An early resolution (well-pre-New Year's) was to read more this year, which really means reading, period. So I've pledged to take advantage of time I know I have by getting back in the habit and tackling some books. Unfortunately, I started with "The Ruins," the new novel by Scott Smith, who wrote the more or less perfect thriller "A Simple Plan," also the source of the excellent film of the same name. Smith's adaptation of his own novel earned him an Oscar nod several years ago.

That was the last anyone heard from Smith, but a barrage of hype, good reviews and a rave from Stephen King (whose opinion I trust, even if I don't generally like his writing) made me pick up the new one at the library. And you know what? It sucks. It's repetative, it's ridiculolus, and it goes nowhere. It's a slim short story premise padded out to a sadistic (in every sense) 300 pages. It's pulpy to the extreme, yet takes itself too seriously. It's -- and would-be readers, I'm giving away the whole thing here -- about a handful of vacationing college kids in Mexico, trapped on a mound of dirt and surrounding by sentient, flesh-eating vines.

Yes, you read that right. Killer, thinking, carnivorous vines. Oh, and they sometimes talk, too. And they're inexplicably mean.

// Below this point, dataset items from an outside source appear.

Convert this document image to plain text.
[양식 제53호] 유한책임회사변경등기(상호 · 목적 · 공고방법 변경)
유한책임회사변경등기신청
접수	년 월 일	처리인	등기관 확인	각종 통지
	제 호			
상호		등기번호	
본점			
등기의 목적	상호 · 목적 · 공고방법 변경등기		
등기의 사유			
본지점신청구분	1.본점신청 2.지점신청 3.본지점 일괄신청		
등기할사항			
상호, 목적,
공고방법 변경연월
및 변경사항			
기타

So all they do is sweat, sometimes fight and wait around to die or be eaten, while these fast, smart, devious, malicious plant-monsters wait for ... what? Why don't they just eat them? Oh, right. Because then the book would only be a third as long.

It reads like a humorless take on the same ground covered by the gross-out horror flick "Cabin Fever" a few years ago, minus any hint of cleverness. It also reads like - surprise, surprise - one of Stephen King's early short stories, but stttrrrrrrreeeetched out well past the plot's brittle breaking point.

Smith must have let the movie biz get to his head, or at least his wallet, as Ben Stiller is among those thanked in "The Ruins," conspicuous alongside relatively anonymous friends, families and editors. Why? Because Stiller's production company allegedly optioned the rights to the film version of "The Ruins" before the book was even published, which is dubious to the extreme (see also: the diminishing returns of Thomas Harris). It does, however, explain why such a simple, silly premise of a novel got stretched out much longer than the story could support. Not that that ever stopped any Hollywood hack from making one of King's short stories into a feature, but I guess Smith just wanted to make their job a little easier.

1 Comments:

Anonymous Anonymous said...

Have you read any of the book by Stirling such as Dies The Fire? His books are Sci/Fi/Alternate History and Mike turned Jim and myself on to them. They are really quite fascinating, especially seeing how people can survive and quite successfully. I highly recommend them.